Il Consiglio di Stato ha  motivato tale decisione precisando che la Scia è qualificata come una autocertificazione, una mera dichiarazione di volontà di un soggetto privato di intraprendere una determinata attività ammessa direttamente dalla legge, senza che la  P.A. debba comunicare alcun consenso

Non è qualificabile, pertanto, come provvedimento amministrativo e non instaura alcun procedimento autorizzatorio destinato a culminare in un atto finale di assenso, espresso o tacito, da parte dell’amministrazione.

In assenza di tale procedimento, per conseguenza, non trova giustificazione la comunicazione di avvio del procedimento per il preavviso di rigetto o altri atti sospensivi da parte della Pubblica Amministrazione.

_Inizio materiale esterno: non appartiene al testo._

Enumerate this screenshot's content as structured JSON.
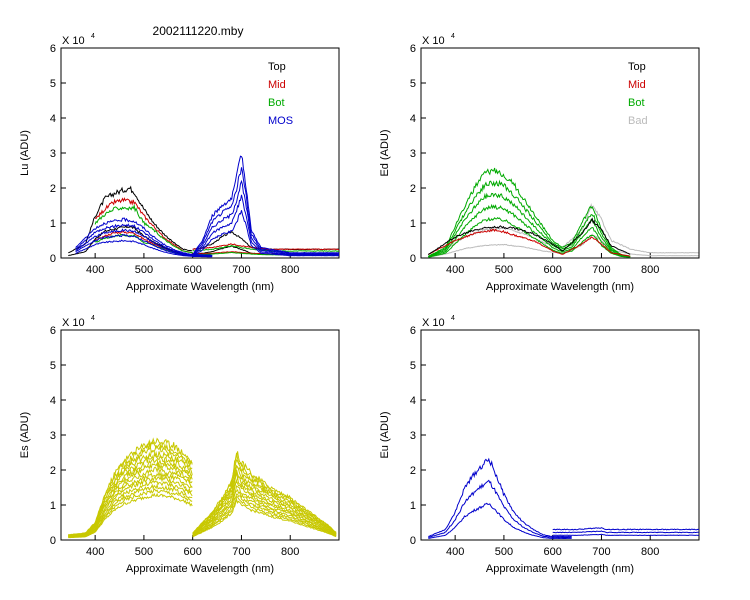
{
  "figure_title": "2002111220.mby",
  "chart_data": [
    {
      "type": "line",
      "ylabel": "Lu (ADU)",
      "xlabel": "Approximate Wavelength (nm)",
      "multiplier": "X 10",
      "multiplier_exp": "4",
      "xlim": [
        330,
        900
      ],
      "ylim": [
        0,
        6
      ],
      "xticks": [
        400,
        500,
        600,
        700,
        800
      ],
      "yticks": [
        0,
        1,
        2,
        3,
        4,
        5,
        6
      ],
      "legend": [
        {
          "name": "Top",
          "color": "#000000"
        },
        {
          "name": "Mid",
          "color": "#cc0000"
        },
        {
          "name": "Bot",
          "color": "#00aa00"
        },
        {
          "name": "MOS",
          "color": "#0000cc"
        }
      ],
      "series": [
        {
          "group": "Top",
          "color": "#000000",
          "n": 2,
          "segments": [
            {
              "x": [
                345,
                380,
                400,
                420,
                440,
                460,
                470,
                480,
                500,
                520,
                540,
                560,
                580,
                600
              ],
              "y": [
                0.15,
                0.4,
                1.2,
                1.7,
                1.85,
                1.95,
                2.0,
                1.9,
                1.4,
                1.0,
                0.7,
                0.45,
                0.25,
                0.2
              ]
            },
            {
              "x": [
                600,
                620,
                640,
                660,
                680,
                700,
                720,
                750,
                800,
                900
              ],
              "y": [
                0.25,
                0.3,
                0.4,
                0.6,
                0.75,
                0.55,
                0.3,
                0.25,
                0.25,
                0.25
              ]
            }
          ]
        },
        {
          "group": "Mid",
          "color": "#cc0000",
          "n": 2,
          "segments": [
            {
              "x": [
                400,
                420,
                440,
                460,
                470,
                480,
                500,
                520,
                540,
                560,
                580,
                600
              ],
              "y": [
                1.1,
                1.4,
                1.6,
                1.65,
                1.6,
                1.6,
                1.2,
                0.9,
                0.6,
                0.4,
                0.2,
                0.15
              ]
            },
            {
              "x": [
                600,
                640,
                660,
                680,
                700,
                720,
                760,
                800,
                900
              ],
              "y": [
                0.25,
                0.3,
                0.35,
                0.4,
                0.35,
                0.3,
                0.25,
                0.25,
                0.25
              ]
            }
          ]
        },
        {
          "group": "Bot",
          "color": "#00aa00",
          "n": 2,
          "segments": [
            {
              "x": [
                400,
                420,
                440,
                460,
                470,
                480,
                500,
                520,
                540,
                560,
                580,
                600
              ],
              "y": [
                1.0,
                1.25,
                1.4,
                1.45,
                1.4,
                1.45,
                1.0,
                0.8,
                0.55,
                0.35,
                0.2,
                0.15
              ]
            },
            {
              "x": [
                600,
                640,
                660,
                680,
                700,
                720,
                760,
                800,
                900
              ],
              "y": [
                0.2,
                0.25,
                0.3,
                0.35,
                0.3,
                0.25,
                0.2,
                0.2,
                0.2
              ]
            }
          ]
        },
        {
          "group": "MOS",
          "color": "#0000cc",
          "n": 5,
          "segments": [
            {
              "x": [
                360,
                400,
                420,
                440,
                460,
                480,
                500,
                520,
                540,
                560,
                580,
                600,
                640
              ],
              "y": [
                0.3,
                0.85,
                1.0,
                1.05,
                1.1,
                1.05,
                0.85,
                0.6,
                0.4,
                0.25,
                0.15,
                0.1,
                0.08
              ]
            },
            {
              "x": [
                600,
                620,
                640,
                660,
                680,
                690,
                700,
                710,
                720,
                740,
                800,
                900
              ],
              "y": [
                0.1,
                0.5,
                1.2,
                1.5,
                1.7,
                2.3,
                3.0,
                2.0,
                0.8,
                0.3,
                0.15,
                0.15
              ]
            }
          ]
        }
      ]
    },
    {
      "type": "line",
      "ylabel": "Ed (ADU)",
      "xlabel": "Approximate Wavelength (nm)",
      "multiplier": "X 10",
      "multiplier_exp": "4",
      "xlim": [
        330,
        900
      ],
      "ylim": [
        0,
        6
      ],
      "xticks": [
        400,
        500,
        600,
        700,
        800
      ],
      "yticks": [
        0,
        1,
        2,
        3,
        4,
        5,
        6
      ],
      "legend": [
        {
          "name": "Top",
          "color": "#000000"
        },
        {
          "name": "Mid",
          "color": "#cc0000"
        },
        {
          "name": "Bot",
          "color": "#00aa00"
        },
        {
          "name": "Bad",
          "color": "#bbbbbb"
        }
      ],
      "series": [
        {
          "group": "Bad",
          "color": "#bbbbbb",
          "n": 2,
          "segments": [
            {
              "x": [
                345,
                380,
                420,
                460,
                500,
                540,
                580,
                620,
                660,
                680,
                700,
                720,
                760,
                800,
                900
              ],
              "y": [
                0.05,
                0.25,
                0.6,
                0.8,
                0.85,
                0.7,
                0.45,
                0.3,
                0.8,
                1.5,
                1.1,
                0.5,
                0.25,
                0.15,
                0.15
              ]
            }
          ]
        },
        {
          "group": "Bot",
          "color": "#00aa00",
          "n": 5,
          "segments": [
            {
              "x": [
                345,
                380,
                400,
                420,
                440,
                460,
                480,
                500,
                520,
                540,
                560,
                580,
                600,
                620,
                640,
                660,
                680,
                690,
                700,
                720,
                740,
                760
              ],
              "y": [
                0.05,
                0.3,
                0.9,
                1.5,
                2.0,
                2.4,
                2.5,
                2.4,
                2.1,
                1.7,
                1.3,
                0.9,
                0.5,
                0.3,
                0.45,
                1.0,
                1.5,
                1.2,
                0.8,
                0.3,
                0.1,
                0.05
              ]
            }
          ]
        },
        {
          "group": "Mid",
          "color": "#cc0000",
          "n": 1,
          "segments": [
            {
              "x": [
                345,
                400,
                440,
                480,
                500,
                520,
                560,
                600,
                620,
                660,
                680,
                700,
                720,
                760
              ],
              "y": [
                0.1,
                0.5,
                0.7,
                0.8,
                0.75,
                0.65,
                0.5,
                0.2,
                0.1,
                0.4,
                0.6,
                0.4,
                0.15,
                0.05
              ]
            }
          ]
        },
        {
          "group": "Top",
          "color": "#000000",
          "n": 1,
          "segments": [
            {
              "x": [
                345,
                400,
                440,
                480,
                520,
                560,
                600,
                620,
                660,
                680,
                700,
                720,
                760
              ],
              "y": [
                0.1,
                0.6,
                0.8,
                0.9,
                0.85,
                0.7,
                0.4,
                0.2,
                0.7,
                1.1,
                0.8,
                0.35,
                0.1
              ]
            }
          ]
        }
      ]
    },
    {
      "type": "line",
      "ylabel": "Es (ADU)",
      "xlabel": "Approximate Wavelength (nm)",
      "multiplier": "X 10",
      "multiplier_exp": "4",
      "xlim": [
        330,
        900
      ],
      "ylim": [
        0,
        6
      ],
      "xticks": [
        400,
        500,
        600,
        700,
        800
      ],
      "yticks": [
        0,
        1,
        2,
        3,
        4,
        5,
        6
      ],
      "legend": [],
      "series": [
        {
          "group": "Es",
          "color": "#c8c800",
          "n": 14,
          "segments": [
            {
              "x": [
                345,
                380,
                400,
                420,
                440,
                460,
                480,
                500,
                520,
                540,
                560,
                580,
                600
              ],
              "y": [
                0.15,
                0.2,
                0.5,
                1.3,
                1.9,
                2.3,
                2.5,
                2.7,
                2.85,
                2.8,
                2.7,
                2.5,
                2.2
              ]
            },
            {
              "x": [
                600,
                620,
                640,
                660,
                680,
                690,
                700,
                720,
                740,
                760,
                780,
                800,
                820,
                840,
                860,
                880,
                895
              ],
              "y": [
                0.2,
                0.5,
                0.8,
                1.2,
                1.7,
                2.5,
                2.2,
                1.9,
                1.7,
                1.5,
                1.35,
                1.2,
                1.0,
                0.8,
                0.6,
                0.4,
                0.2
              ]
            }
          ]
        }
      ]
    },
    {
      "type": "line",
      "ylabel": "Eu (ADU)",
      "xlabel": "Approximate Wavelength (nm)",
      "multiplier": "X 10",
      "multiplier_exp": "4",
      "xlim": [
        330,
        900
      ],
      "ylim": [
        0,
        6
      ],
      "xticks": [
        400,
        500,
        600,
        700,
        800
      ],
      "yticks": [
        0,
        1,
        2,
        3,
        4,
        5,
        6
      ],
      "legend": [],
      "series": [
        {
          "group": "Eu",
          "color": "#0000cc",
          "n": 3,
          "segments": [
            {
              "x": [
                345,
                380,
                400,
                420,
                440,
                460,
                470,
                480,
                500,
                520,
                540,
                560,
                580,
                600,
                640
              ],
              "y": [
                0.1,
                0.3,
                0.8,
                1.5,
                1.9,
                2.2,
                2.3,
                2.0,
                1.3,
                0.8,
                0.5,
                0.3,
                0.15,
                0.1,
                0.1
              ]
            },
            {
              "x": [
                600,
                650,
                700,
                710,
                720,
                760,
                800,
                900
              ],
              "y": [
                0.3,
                0.3,
                0.35,
                0.3,
                0.3,
                0.3,
                0.3,
                0.3
              ]
            }
          ]
        }
      ]
    }
  ]
}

Si coglie, altresì, l’occasione per sottolineare che gli stessi Giudici di Palazzo Spada, in sede giurisdizionale (Adunanza Plenaria), già in passato, con la sentenza n. 15 del 29 luglio 2011,  pronunciandosi sulla natura giuridica della DIA e SCIA e sui mezzi di tutela del terzo interessato, avevano avuto modo di definire la natura privata e non provvedimentale dell’istituto della Denuncia di Inizio Attività (DIA).

A tal proposito, ricordiamo che la legge 30 Luglio 2010, n. 122, che aveva convertito con modifiche il D. L. 78/2010, con l’art. 49, comma 4-bis, aveva modificato l’art. 19 della citata legge 241/90, introducendo l’istituto della Scia in sostituzione della DIA.

Con la predetta pronuncia, in buona sostanza, i Giudici avevano già chiarito come la natura e gli effetti della DIA/Scia non costituivano “provvedimento amministrativo a forma tacita”, non dando luogo ad un titolo costitutivo, ma esclusivamente una dichiarazione di volontà privata di intraprendere una determinata attività.

A seguito di tale pronuncia, successivamente, il legislatore, con l’art. 6, comma 1, lett. c), D. L. 138/2011, convertito con modificazioni dalla Legge 148/2011, aveva introdotto nell’art. 19 il comma 6-ter che, partendo proprio dalla considerazioni espresse con la sentenza n. 15/2011, ha confermato che la Scia e la Dia non sono provvedimenti taciti. Il terzo interessato, non potendo proporre ricorso amministrativo innanzi al TAR avverso la Scia, può far valere la propria tutela sollecitando l’amministrazione competente ad effettuare le verifiche di competenza e, in caso di inerzia, ricorrere al TAR contro l’inerzia della Pubblica Amministrazione, ai sensi dell’art. 31, commi 1, 2 e 3 del D. Lgs. 104/2010 Codice del Processo Amministrativo.